Надо сказать, что местами были большие ошибки при учете хлеба. Задевали и середняка. Очищали и его амбары сплошь в надежде, что он, «наверное, припрятал». Так и говорили учетчики:
— Ну, хозяин, это все, что мы нашли, заберем, а все остальное, что ты припрятал где-нибудь, оставь себе.
Но не все же поголовно прятали, поэтому плодились недовольные. В деревне одна семья связана родством с десятью прочими, одну семью тронешь, а обиженных будет сотня. Попадались, к тому же, мздоимцы из работников комитета, они хлеб пропивали или делили по себе. Все это быстро обнаруживалось, будоражило мужиков и развязывало руки врагу. Потом выяснилось, что к тому времени прибежало в наши места, — как наиболее беспокойные и, наконец, благодаря лесам, оврагам и поволжской глуши, наиболее удобные, чтобы скрываться, — прибежало в наши места из Ярославля много белых офицеров. Только позднее все стало явным. Словом, этот базар явился прологом к трем дням кровавого кулацкого террора, о котором еще сейчас с ужасом вспоминают колхозники.
Помню, только что я отнес бумаги в волкомбед и все как будто было на месте, как вдруг, в одно мгновенье базарная площадь изменилась. Как только я вышел из дверей комитета, то сразу увидел толпу людей, которая двигалась вслед за телегой, полной мешков ржи. Лошадь вел под уздцы сам председатель волостного комитета. Я узнал его потертую солдатскую фуражку и худощавое лицо с рыжей щетиной на подбородке. Это был неустрашимый человек, потерявший слух на войне и отпущенный в деревню, как выражались тогда, «по чистой». Он совершенно спокойно пробирался по площади, постоянно выкрикивая: «Сторонись, задавлю!» И, кажись, не замечал окружающего волнения или не придавал ему значения. Толпа все росла и росла. Все громче и громче выкрикивались жалобы:
— Таскает волк, а ежели потащат волка?..
— Не сносить ему головы на плечах, не сносить…
— Довольно кошке таскать из чашки.
Монашка со связкой цветных из шерстяной пряжи поясков на руке надрывалась, идя подле самого председателя:
— Божий гнев его постигнет! Вот увидите. Этого греха и змея не снесет! Мужики, что вы ртом глядите, — коли худ князь, так в грязь!

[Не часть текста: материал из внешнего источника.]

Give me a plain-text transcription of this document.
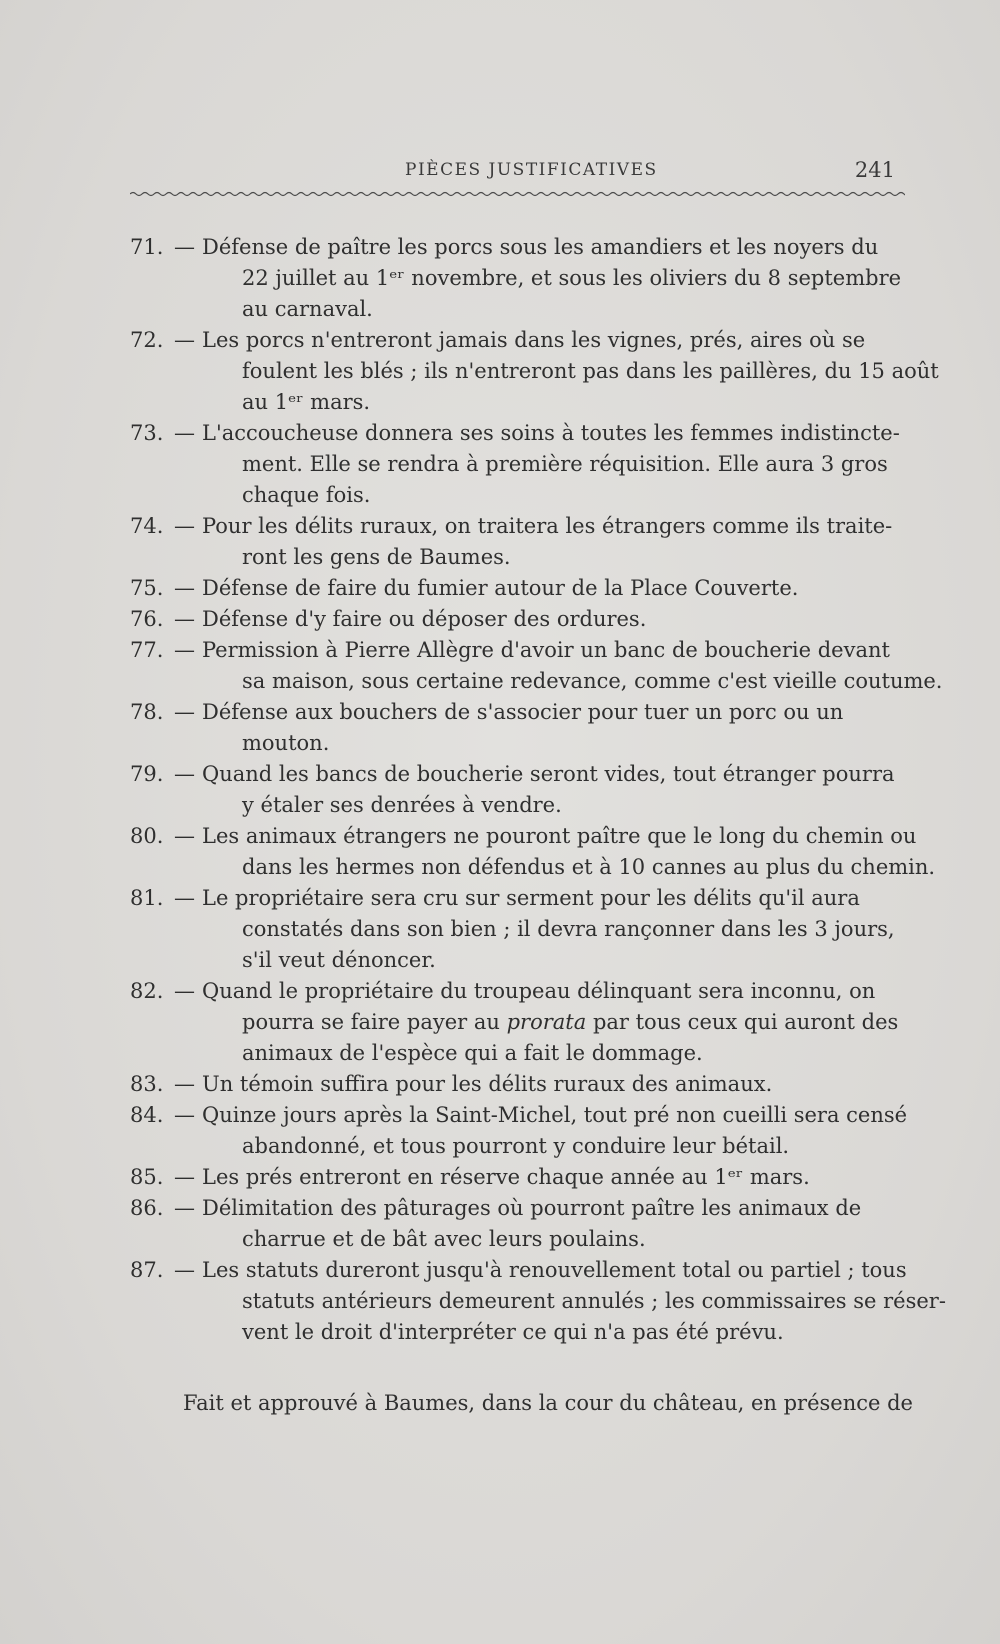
PIÈCES JUSTIFICATIVES	241
71. — Défense de paître les porcs sous les amandiers et les noyers du
22 juillet au 1ᵉʳ novembre, et sous les oliviers du 8 septembre
au carnaval.
72. — Les porcs n'entreront jamais dans les vignes, prés, aires où se
foulent les blés ; ils n'entreront pas dans les paillères, du 15 août
au 1ᵉʳ mars.
73. — L'accoucheuse donnera ses soins à toutes les femmes indistincte-
ment. Elle se rendra à première réquisition. Elle aura 3 gros
chaque fois.
74. — Pour les délits ruraux, on traitera les étrangers comme ils traite-
ront les gens de Baumes.
75. — Défense de faire du fumier autour de la Place Couverte.
76. — Défense d'y faire ou déposer des ordures.
77. — Permission à Pierre Allègre d'avoir un banc de boucherie devant
sa maison, sous certaine redevance, comme c'est vieille coutume.
78. — Défense aux bouchers de s'associer pour tuer un porc ou un
mouton.
79. — Quand les bancs de boucherie seront vides, tout étranger pourra
y étaler ses denrées à vendre.
80. — Les animaux étrangers ne pouront paître que le long du chemin ou
dans les hermes non défendus et à 10 cannes au plus du chemin.
81. — Le propriétaire sera cru sur serment pour les délits qu'il aura
constatés dans son bien ; il devra rançonner dans les 3 jours,
s'il veut dénoncer.
82. — Quand le propriétaire du troupeau délinquant sera inconnu, on
pourra se faire payer au prorata par tous ceux qui auront des
animaux de l'espèce qui a fait le dommage.
83. — Un témoin suffira pour les délits ruraux des animaux.
84. — Quinze jours après la Saint-Michel, tout pré non cueilli sera censé
abandonné, et tous pourront y conduire leur bétail.
85. — Les prés entreront en réserve chaque année au 1ᵉʳ mars.
86. — Délimitation des pâturages où pourront paître les animaux de
charrue et de bât avec leurs poulains.
87. — Les statuts dureront jusqu'à renouvellement total ou partiel ; tous
statuts antérieurs demeurent annulés ; les commissaires se réser-
vent le droit d'interpréter ce qui n'a pas été prévu.
Fait et approuvé à Baumes, dans la cour du château, en présence de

Ее выкрики подхватывались одобрительным гулом толпы. Сам хозяин конфискованного воза, по-видимому, перекупщик (простому мужику негде было взять такое количество хлеба), демонстративно то и дело тер рукавом свои красные глаза и, по мере возрастания толпы вокруг телеги, все громче всхлипывал. Наконец, председатель повернул телегу с дороги по направлению к волостному комбеду.
Хозяин, одетый в разодранную дубленую шубу без рукавов (иначе тогда и не выезжали спекулянты на базар), начал исступленно реветь и упал у телеги, чуть не попав под колесо. Председатель вынужден был остановить лошадь. Толпа моментально сдвинулась, накалившись до предела. Кто-то вскочил на воз с мешками и, протянув руку к волкомбеду, крикнул:
— Глядите, до чего мужика довели, своим добром он распоряжаться не волен! Вот он валяется под колесами, а его хлеб везут. Вон откуда идут наши притеснения!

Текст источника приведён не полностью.